Виктор, понимая, что его ненавидят, и воспринимают, не как спасителя жизней, а как убийцу, поспешил удалиться в ординаторскую, в которой уже никого не было. Все ординаторы, будущие специалисты своего дела давным-давно дома спят, не думая проснуться, а техничка закончила работу, мило попрощавшись со всеми тоже ушла. Виктор сидел один, обдумывая все раннее утро, что же пошло не так?
***
Уже больше тридцати минут Аделард непрерывно смотрел в одну точку, а точнее на табличку на двери “НЕ ВХОДИТЬ”. Он просто смотрел, он не мог думать, сожалеть или злиться, словно оказался в тумане и пытался найти выход из него.
Уже взошло холодное декабрьское солнце, согревающее своими лучами землю, чтобы избавить ее от тяжелого серого снега, покрывшим на тот момент весь город.
К Аделарду подошла девушка в белом халате, с веснушками на лице, которое становилось, благодаря им еще красивее. Она явно была моложе остальных медсестер, но всегда умела поддерживать больных, и разделять вместе с ними горе, для медсестер или врачей-это очень важное умение, ведь помимо физического здоровья надо еще и следить за моральным, потому что нельзя выпить пару таблеток, перенести операцию и излечить душевные раны.
«Здравствуйте, Аделард Лоран! Вас хочет видеть заведующая отделения»– без особого напряжения сказала девушка.
«А что она хочет и где находится ее кабинет?» – Аделард, не поднимаясь со скамейки ответил, демонстрируя свое недовольство.
«16 кабинет находится на первом этаже, напротив гардероба, там она и будет, а что скажет не знаю!

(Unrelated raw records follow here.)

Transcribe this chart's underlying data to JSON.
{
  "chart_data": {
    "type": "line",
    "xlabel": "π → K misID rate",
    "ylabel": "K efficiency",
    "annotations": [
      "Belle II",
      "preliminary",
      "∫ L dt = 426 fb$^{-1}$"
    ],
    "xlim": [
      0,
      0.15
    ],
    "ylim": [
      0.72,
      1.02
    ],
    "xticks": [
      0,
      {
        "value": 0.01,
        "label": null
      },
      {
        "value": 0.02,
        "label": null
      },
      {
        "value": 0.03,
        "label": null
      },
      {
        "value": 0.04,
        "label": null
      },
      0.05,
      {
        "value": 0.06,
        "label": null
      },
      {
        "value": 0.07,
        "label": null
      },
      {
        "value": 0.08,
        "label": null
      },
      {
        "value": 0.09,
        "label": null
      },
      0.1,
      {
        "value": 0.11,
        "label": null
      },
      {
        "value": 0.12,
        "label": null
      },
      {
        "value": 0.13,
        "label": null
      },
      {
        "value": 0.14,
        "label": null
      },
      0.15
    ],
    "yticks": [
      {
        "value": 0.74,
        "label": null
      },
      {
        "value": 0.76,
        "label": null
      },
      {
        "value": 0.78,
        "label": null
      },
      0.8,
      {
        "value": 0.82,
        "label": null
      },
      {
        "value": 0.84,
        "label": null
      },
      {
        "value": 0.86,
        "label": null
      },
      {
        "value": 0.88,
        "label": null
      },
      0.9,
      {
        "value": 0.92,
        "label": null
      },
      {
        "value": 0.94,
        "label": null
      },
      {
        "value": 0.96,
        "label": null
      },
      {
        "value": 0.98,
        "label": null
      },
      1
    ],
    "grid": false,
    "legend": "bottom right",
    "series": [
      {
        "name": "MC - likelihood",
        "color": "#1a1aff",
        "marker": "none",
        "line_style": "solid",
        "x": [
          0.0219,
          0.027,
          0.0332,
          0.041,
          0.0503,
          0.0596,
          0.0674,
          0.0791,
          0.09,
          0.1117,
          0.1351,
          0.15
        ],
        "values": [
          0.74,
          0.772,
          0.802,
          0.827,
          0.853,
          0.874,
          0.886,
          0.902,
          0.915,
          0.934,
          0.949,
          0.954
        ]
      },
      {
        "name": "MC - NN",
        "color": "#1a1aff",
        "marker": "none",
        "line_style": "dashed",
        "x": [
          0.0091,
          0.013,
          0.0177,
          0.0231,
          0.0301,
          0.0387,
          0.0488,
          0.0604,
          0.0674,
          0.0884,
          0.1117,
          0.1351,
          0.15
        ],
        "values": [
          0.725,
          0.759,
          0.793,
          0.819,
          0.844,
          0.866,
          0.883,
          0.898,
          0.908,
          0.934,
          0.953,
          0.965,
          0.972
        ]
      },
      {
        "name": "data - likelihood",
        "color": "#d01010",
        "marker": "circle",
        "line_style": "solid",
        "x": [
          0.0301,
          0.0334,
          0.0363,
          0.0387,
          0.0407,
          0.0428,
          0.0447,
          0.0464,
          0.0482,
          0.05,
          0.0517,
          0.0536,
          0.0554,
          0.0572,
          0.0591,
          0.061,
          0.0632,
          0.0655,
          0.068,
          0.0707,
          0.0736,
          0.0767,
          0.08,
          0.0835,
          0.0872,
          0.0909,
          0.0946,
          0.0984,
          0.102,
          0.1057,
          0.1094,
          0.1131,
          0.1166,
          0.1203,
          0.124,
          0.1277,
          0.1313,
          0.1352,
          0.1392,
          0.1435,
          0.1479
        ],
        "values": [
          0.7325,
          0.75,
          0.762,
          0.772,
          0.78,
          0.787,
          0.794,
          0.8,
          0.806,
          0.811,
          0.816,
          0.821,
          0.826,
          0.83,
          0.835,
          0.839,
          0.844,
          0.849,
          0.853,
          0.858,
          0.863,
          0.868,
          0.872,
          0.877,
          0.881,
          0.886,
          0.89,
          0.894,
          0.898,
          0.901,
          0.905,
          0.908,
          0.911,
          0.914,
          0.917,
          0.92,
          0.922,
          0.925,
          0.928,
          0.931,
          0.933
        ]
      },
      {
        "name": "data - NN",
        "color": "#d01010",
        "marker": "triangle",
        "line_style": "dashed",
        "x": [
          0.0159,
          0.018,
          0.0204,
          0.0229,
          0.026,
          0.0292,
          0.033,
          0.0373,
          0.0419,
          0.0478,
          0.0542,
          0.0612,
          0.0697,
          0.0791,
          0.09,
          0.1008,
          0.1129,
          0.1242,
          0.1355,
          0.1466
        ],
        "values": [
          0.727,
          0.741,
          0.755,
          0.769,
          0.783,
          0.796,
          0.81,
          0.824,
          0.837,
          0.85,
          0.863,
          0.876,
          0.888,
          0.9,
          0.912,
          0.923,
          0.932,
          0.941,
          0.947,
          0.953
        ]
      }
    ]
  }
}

Я могу вас провести, если хотите?» – сказав это девушка мило улыбнулась.
«Хорошо, проведите меня к ней».
Всю дорогу с третьего этажа по первый Аделард молчал, его не волновала предстающая беседа, он даже не переживал, что уже внизу его могут ждать сотрудники правопорядка и завести уголовное дело из-за нападения на врача, хотя нападением это назвать было сложно. Его волновало одно: что он скажет своему сыну, как будет смотреть ему в глаза?